For those who are not familiar with it, how do you describe population health?

Population health takes the traditional focus on individual, personal health and reframes it in a collective, community-based perspective. We focus on disparities in health within the population first through focusing on the healthcare system and efforts to improve access to high-value care, and second, by looking at community-based population health initiatives.

You mention “high-value care.” Can you explain what that means?

High-value care basically means providing services with a focus on increasing quality and controlling costs.   

Healthcare in the U.S. is too expensive, and it has too many gaps in quality, caring and effective communication. Life expectancy in the U.S. is declining in real terms. Disparities in health are growing. Costs keep rising. Meanwhile, some with vested interests resist reform. Physicians and nurses are struggling with the burden, and often they are as frustrated in the system as their patients. The current state of things is not sustainable. Our work will focus on better and higher-value methods and models of delivering care, with an emphasis on driving change and scaling it across the healthcare system.

You are trained as a pediatrician. What led you into the field of population health?  

It is a bit of a circuitous route. Pediatrics was the perfect field for me. A pediatrician provides care to the child, sure, but does so in the context of the family and the community.
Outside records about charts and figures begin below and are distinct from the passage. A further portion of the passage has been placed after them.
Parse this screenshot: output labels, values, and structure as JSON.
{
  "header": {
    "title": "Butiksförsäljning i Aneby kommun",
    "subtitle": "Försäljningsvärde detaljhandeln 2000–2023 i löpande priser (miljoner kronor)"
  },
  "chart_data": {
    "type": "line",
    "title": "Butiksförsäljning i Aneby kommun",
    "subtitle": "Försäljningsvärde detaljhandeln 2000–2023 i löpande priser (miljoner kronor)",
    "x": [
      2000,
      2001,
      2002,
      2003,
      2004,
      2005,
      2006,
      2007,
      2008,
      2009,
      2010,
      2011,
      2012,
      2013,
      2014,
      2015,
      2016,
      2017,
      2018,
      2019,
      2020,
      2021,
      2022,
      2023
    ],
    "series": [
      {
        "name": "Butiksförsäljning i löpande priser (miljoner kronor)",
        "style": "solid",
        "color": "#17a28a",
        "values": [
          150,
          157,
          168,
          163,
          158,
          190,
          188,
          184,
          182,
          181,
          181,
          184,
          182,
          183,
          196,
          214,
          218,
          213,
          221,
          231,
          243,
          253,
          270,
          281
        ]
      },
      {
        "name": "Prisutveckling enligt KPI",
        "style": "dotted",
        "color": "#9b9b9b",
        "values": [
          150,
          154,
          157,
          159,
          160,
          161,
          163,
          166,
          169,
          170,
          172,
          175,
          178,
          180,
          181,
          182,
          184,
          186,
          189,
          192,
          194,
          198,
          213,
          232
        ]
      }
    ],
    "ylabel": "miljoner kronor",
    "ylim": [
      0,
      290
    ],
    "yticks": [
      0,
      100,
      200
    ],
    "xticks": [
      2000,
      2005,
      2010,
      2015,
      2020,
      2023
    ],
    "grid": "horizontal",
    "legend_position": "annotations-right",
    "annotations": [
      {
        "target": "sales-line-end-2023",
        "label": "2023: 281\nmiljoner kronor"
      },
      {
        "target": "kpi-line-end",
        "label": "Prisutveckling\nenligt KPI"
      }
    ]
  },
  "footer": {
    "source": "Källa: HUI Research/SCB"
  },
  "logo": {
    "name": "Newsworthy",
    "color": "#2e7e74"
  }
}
A child’s health and well-being are completely linked to the health and well-being of the family as well as the community resources that support ongoing growth and development.  
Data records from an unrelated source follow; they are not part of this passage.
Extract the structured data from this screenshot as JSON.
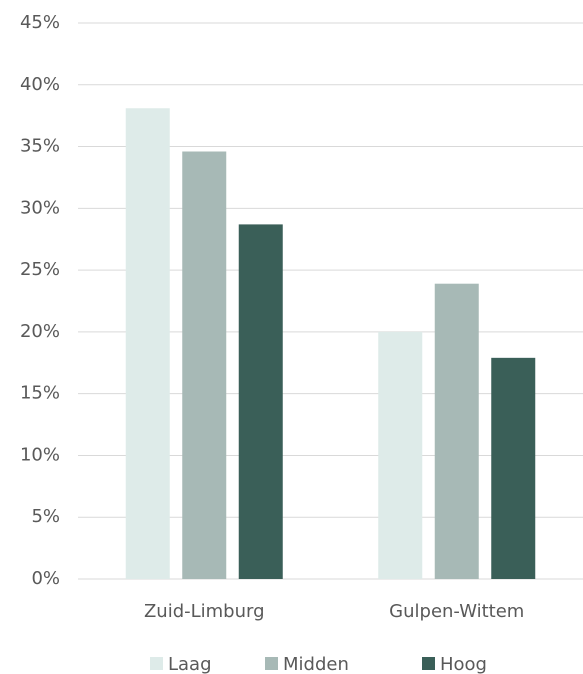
{
  "chart_data": {
    "type": "bar",
    "categories": [
      "Zuid-Limburg",
      "Gulpen-Wittem"
    ],
    "series": [
      {
        "name": "Laag",
        "color": "#deebe9",
        "values": [
          38.1,
          20.0
        ]
      },
      {
        "name": "Midden",
        "color": "#a7b9b6",
        "values": [
          34.6,
          23.9
        ]
      },
      {
        "name": "Hoog",
        "color": "#3a5f58",
        "values": [
          28.7,
          17.9
        ]
      }
    ],
    "ylim": [
      0,
      45
    ],
    "yticks": [
      {
        "value": 0,
        "label": "0%"
      },
      {
        "value": 5,
        "label": "5%"
      },
      {
        "value": 10,
        "label": "10%"
      },
      {
        "value": 15,
        "label": "15%"
      },
      {
        "value": 20,
        "label": "20%"
      },
      {
        "value": 25,
        "label": "25%"
      },
      {
        "value": 30,
        "label": "30%"
      },
      {
        "value": 35,
        "label": "35%"
      },
      {
        "value": 40,
        "label": "40%"
      },
      {
        "value": 45,
        "label": "45%"
      }
    ],
    "grid": true,
    "legend": "bottom"
  }
}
In time, I found that I could be more effective in improving health of children, families and communities if I focused my expertise on studying and improving health policy and care at a system level.  
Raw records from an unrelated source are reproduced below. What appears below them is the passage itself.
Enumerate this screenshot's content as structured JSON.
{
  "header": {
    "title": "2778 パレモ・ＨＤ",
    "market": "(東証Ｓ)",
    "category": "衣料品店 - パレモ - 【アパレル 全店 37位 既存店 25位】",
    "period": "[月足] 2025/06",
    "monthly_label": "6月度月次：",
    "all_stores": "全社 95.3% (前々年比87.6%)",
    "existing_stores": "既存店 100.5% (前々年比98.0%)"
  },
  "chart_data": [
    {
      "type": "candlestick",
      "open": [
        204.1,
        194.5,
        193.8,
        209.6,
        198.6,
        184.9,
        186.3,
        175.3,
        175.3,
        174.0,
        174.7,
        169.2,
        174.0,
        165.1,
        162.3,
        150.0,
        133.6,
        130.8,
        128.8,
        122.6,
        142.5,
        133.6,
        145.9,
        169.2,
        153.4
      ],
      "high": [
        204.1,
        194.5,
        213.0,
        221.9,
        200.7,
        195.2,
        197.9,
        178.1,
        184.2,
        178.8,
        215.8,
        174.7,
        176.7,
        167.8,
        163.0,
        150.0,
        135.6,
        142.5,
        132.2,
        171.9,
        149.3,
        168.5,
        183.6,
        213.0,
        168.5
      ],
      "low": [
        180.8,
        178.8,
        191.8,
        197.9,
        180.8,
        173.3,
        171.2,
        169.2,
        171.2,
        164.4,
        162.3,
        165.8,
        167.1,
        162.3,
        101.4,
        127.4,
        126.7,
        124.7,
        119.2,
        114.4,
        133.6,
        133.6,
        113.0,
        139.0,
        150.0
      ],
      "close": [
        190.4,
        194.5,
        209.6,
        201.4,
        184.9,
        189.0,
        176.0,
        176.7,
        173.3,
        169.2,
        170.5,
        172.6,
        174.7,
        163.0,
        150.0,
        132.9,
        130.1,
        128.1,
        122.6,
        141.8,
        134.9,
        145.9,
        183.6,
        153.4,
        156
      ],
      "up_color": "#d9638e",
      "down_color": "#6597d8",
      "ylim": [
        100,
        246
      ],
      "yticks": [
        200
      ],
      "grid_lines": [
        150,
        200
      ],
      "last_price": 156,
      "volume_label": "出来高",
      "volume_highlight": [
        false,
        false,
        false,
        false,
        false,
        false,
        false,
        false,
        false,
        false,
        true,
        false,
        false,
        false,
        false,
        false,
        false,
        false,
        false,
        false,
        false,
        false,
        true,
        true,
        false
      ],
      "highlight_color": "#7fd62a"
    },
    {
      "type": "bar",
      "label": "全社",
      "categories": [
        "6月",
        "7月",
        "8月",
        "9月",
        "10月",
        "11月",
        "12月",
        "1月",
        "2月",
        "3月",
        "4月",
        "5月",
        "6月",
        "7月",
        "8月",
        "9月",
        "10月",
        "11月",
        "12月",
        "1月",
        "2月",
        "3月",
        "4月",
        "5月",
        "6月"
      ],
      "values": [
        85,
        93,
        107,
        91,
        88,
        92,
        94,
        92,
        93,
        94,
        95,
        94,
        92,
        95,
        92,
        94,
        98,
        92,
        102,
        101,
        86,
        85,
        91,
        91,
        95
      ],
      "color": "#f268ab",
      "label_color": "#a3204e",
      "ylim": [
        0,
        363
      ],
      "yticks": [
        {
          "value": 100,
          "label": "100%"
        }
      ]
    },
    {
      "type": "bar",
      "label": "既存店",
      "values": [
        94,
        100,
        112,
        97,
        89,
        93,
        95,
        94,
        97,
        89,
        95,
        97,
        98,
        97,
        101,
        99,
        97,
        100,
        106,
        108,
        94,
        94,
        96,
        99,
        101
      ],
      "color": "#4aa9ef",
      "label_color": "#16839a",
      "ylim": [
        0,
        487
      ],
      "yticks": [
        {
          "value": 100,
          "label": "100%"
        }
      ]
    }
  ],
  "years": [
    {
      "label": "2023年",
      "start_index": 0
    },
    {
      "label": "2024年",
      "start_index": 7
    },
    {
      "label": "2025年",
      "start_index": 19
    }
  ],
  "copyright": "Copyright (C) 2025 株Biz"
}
The move to population health is a natural next step. If our focus is only on the healthcare system, we risk ignoring the policies and social systems that truly have the most impact on health in our communities. Engaging the health system and the community together opens new pathways to better health.

The IPH will be focused specifically on health inequities. What are some of the areas on which you will be focusing?

Health inequities are getting worse in our country. Barriers to access to healthcare, unsafe neighborhoods, economic instability and associated housing and food insecurity, lack of transportation and the digital divide are all factors that impact these trends. The IPH will work to elevate awareness of these problems, to produce evidence to support the best possible policies to address them and to work with existing community-based organizations to help in their efforts to overcome these disparities in health. There are also inequities in access to healthcare, trust in the healthcare system and quality and outcomes of care. There is a need to prioritize awareness and understanding of these healthcare disparities and to put in place new and sustained efforts to overcome them.

What makes this a unique opportunity for Creighton?

Creighton has a core mission that focuses on service and justice. Creighton faculty from across all schools and colleges have a history of impressive work and commitment to the community. Most students at Creighton bring a passion for service and a sense of altruism to campus. Creighton produces a disproportionate number of healthcare professionals and other service-minded leaders. Our neighbors in north and south Omaha are among the most diverse in the state. Our affiliations with CHI Health, Dignity Health, CommonSpirit Health and Valleywise in the Midwest and Southwest regions of the U.S. create opportunities to test, study and scale clinical innovations that can have tremendous impact. Put these factors together, and it presents an amazing opportunity for Creighton to excel.